Tuesday, April 17, 2012

The discovery of longitude

Marc had one sightseeing request for our trip to England.
Besides visiting our grandson and the graves of his ancestors, he wanted to visit the time museum in Greenwich where they apparently celebrate the discovery of longitude.
At least that's the way I see it.
They already had latitude but they needed longitude in order to properly and safely navigate the seas.
No one had figured out how to know where they were on the open water and they were limited by having to sail along the coasts.
Marc had read a book about how it all came about and he thought it would be so cool to see the John Harrison's clocks for real.
I was unimpressed with the plan.
I wanted to shop and go to the London Zoo and shop and go back to Queen Anne's Dollhouse and shop and see Buckingham Palace again and shop.
So on a cold and rainy day we set off to find the National Maritime Museum.
Me with a good attitude
It was a long walk from the North Greenwich underground station to the Royal Observatory on the hill next to the museum.
Added in was the construction which blocked the footpath and it became an even longer jaunt.
I had worn my Teva's with socks to give my feet a break from my other shoes and hadn't planned on the puddles.
Every few minutes or so, my socks became soaked through.
(I finally came up with this ingenious plan.
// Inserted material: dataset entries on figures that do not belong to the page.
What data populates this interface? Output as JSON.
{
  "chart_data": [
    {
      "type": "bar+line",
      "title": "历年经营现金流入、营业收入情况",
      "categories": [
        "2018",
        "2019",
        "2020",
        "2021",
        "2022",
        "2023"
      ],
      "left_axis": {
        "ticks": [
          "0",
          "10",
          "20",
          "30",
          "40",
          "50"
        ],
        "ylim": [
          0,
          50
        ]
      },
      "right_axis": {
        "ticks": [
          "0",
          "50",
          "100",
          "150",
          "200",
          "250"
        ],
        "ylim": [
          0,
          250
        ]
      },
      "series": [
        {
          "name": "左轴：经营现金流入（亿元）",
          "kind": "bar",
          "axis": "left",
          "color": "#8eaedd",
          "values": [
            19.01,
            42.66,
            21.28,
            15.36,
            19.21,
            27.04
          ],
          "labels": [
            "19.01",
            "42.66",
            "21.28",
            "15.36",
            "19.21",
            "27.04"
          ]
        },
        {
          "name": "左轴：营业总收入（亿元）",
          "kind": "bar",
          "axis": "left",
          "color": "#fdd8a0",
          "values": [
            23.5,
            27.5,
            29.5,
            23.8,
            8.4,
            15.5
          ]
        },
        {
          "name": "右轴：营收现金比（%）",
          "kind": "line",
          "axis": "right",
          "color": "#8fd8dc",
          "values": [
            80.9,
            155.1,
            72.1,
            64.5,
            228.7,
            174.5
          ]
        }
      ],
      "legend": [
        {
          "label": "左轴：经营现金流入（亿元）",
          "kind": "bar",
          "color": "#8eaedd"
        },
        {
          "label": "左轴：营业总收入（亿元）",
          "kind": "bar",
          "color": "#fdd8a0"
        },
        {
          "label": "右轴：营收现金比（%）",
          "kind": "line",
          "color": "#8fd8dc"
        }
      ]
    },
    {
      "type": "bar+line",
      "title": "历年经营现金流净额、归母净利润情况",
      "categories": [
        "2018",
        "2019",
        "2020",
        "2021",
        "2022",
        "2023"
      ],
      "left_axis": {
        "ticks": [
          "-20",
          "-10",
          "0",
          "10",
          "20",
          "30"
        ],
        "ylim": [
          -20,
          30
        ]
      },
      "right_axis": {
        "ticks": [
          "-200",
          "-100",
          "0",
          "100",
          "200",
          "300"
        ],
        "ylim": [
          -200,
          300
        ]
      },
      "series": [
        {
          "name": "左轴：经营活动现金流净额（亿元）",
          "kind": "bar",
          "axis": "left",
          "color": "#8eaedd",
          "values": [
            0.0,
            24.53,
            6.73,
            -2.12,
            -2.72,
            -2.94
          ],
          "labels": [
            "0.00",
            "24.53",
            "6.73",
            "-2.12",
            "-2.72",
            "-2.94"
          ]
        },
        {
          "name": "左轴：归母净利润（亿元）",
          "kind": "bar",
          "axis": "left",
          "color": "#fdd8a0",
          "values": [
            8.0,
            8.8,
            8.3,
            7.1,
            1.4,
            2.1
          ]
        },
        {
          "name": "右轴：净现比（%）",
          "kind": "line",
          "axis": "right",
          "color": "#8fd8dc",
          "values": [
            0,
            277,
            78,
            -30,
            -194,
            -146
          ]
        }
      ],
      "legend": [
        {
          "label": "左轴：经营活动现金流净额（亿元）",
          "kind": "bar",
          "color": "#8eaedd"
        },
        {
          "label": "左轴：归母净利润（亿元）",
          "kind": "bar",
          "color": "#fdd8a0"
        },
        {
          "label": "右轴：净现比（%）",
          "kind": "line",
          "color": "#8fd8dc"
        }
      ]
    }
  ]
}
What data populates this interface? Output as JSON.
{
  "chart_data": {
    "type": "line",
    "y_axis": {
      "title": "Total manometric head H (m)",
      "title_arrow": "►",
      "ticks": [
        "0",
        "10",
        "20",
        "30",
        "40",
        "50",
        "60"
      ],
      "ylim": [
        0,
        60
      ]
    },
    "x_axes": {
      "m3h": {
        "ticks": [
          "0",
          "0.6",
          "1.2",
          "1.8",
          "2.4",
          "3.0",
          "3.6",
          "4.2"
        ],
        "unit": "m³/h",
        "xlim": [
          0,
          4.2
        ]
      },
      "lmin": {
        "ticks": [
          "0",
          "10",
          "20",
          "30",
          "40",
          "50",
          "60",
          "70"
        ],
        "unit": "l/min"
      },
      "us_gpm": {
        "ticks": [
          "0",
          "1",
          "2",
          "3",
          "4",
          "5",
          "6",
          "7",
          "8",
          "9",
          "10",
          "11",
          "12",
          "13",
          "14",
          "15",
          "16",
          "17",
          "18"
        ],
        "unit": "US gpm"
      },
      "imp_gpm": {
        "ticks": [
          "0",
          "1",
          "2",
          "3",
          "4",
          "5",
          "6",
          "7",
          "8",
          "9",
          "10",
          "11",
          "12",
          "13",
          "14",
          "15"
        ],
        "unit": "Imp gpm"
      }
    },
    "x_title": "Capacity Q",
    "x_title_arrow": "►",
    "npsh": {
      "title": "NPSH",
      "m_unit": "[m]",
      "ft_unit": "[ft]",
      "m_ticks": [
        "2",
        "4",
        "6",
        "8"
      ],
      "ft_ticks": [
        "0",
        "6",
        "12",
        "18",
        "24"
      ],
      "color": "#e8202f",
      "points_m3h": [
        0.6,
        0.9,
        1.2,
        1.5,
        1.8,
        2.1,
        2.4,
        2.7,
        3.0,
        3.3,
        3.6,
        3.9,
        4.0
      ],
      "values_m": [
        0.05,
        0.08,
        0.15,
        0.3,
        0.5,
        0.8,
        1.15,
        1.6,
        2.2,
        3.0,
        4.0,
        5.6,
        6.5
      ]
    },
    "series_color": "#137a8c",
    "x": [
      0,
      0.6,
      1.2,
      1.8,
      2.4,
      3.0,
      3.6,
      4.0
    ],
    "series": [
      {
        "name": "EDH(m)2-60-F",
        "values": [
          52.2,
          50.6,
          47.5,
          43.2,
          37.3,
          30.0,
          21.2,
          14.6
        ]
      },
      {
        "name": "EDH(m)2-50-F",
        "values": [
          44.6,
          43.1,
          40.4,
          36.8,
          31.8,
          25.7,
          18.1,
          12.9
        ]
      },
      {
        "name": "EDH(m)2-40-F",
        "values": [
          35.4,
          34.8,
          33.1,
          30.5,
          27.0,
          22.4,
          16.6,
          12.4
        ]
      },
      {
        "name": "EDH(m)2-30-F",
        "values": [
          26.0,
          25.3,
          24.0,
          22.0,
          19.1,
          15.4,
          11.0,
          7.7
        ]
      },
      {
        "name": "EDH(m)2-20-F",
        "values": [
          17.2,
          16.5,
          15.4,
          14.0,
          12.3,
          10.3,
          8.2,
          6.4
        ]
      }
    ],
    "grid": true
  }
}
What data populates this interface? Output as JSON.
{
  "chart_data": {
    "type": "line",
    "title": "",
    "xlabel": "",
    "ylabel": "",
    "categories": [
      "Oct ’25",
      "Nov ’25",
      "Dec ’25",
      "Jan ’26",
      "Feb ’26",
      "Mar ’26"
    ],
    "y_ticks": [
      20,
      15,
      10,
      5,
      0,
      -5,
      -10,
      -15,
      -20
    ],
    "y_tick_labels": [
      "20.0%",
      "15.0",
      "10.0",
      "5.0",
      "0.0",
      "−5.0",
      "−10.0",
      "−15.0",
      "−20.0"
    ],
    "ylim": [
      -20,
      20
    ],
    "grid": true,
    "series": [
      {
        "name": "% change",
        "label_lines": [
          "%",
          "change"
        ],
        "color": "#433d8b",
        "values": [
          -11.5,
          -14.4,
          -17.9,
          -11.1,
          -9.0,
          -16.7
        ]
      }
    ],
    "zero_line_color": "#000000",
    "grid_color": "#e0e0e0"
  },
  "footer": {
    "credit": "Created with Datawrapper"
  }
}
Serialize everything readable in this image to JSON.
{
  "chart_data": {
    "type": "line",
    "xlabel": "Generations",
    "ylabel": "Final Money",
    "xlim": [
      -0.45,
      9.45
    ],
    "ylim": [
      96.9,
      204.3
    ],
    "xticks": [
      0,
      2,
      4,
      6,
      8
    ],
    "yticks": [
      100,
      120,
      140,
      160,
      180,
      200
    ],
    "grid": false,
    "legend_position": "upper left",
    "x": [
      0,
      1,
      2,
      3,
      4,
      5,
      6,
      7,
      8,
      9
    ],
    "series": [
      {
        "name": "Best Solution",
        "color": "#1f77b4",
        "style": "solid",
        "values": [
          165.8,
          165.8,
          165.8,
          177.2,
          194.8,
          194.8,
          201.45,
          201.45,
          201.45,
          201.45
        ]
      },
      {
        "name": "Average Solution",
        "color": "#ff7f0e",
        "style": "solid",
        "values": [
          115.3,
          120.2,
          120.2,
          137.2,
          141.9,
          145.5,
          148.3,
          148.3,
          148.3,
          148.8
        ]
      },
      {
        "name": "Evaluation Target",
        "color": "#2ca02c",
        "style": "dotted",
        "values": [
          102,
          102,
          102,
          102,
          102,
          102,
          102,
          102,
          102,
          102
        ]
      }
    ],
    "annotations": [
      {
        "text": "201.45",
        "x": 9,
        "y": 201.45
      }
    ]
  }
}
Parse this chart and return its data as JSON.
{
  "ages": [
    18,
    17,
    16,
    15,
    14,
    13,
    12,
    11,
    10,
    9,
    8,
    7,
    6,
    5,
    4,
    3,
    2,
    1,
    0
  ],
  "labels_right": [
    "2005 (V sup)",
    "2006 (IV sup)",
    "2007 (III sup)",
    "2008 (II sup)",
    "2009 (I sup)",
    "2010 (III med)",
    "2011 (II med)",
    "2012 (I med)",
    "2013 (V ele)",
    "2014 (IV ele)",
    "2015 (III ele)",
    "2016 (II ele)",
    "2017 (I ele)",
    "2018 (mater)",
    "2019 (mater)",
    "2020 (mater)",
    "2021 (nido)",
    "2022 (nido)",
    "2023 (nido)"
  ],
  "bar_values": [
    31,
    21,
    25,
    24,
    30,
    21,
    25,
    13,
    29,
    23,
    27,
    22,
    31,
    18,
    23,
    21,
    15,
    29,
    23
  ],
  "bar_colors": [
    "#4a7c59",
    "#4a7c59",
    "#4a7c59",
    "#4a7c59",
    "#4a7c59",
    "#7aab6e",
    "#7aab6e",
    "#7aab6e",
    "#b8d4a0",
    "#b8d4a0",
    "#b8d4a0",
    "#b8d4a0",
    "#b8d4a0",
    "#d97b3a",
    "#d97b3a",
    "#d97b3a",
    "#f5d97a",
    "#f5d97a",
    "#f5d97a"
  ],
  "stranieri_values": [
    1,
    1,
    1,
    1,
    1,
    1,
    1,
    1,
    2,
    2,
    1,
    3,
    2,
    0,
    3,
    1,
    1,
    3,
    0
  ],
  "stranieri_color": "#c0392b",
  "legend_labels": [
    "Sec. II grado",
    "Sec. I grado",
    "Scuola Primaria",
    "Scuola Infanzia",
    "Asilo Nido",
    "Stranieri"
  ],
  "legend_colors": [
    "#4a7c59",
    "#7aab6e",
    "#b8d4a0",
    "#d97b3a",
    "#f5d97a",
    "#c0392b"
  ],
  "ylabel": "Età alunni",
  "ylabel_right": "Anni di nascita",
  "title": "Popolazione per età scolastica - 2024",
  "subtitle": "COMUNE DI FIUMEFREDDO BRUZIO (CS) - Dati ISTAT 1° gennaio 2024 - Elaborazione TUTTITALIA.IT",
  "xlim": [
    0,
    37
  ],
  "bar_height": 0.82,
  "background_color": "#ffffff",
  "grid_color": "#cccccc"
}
I bought new, dry socks and kept changing them out with the wet ones, drying the soggy ones in the bathroom hand-dryers when I could.)
It was miserable.
I was cold and wet and bored.
I tried to generate some enthusiasm but I couldn't come close to matching Marc's even when we got to stand on two meridians at once (outside, of course).
I did kind of like the cafe where it was warm and slammed with people trying to get out of the rain.
And I really liked the lady who talked about her grandfather who went around in the ....1800's...selling the time.
I suppose I'm better educated for having gone and if I ever have to answer a TV trivia question about longitude, I can probably get it right. (It's the angular distance on the earth's surface, measured east or west from the prime meridian at Greenwich, England, to the meridian passing through a position, expressed in degrees (or hours), minutes, and seconds.)
But when people ask me what I did in England that I enjoyed the most, this isn't it.


  1. You are such a good wife!!! I'm very proud of you. I would have totally gone back to the Queen's dollhouse - that was one of my favorite memories of England.

  2. We have to keep these husbands happy, huh?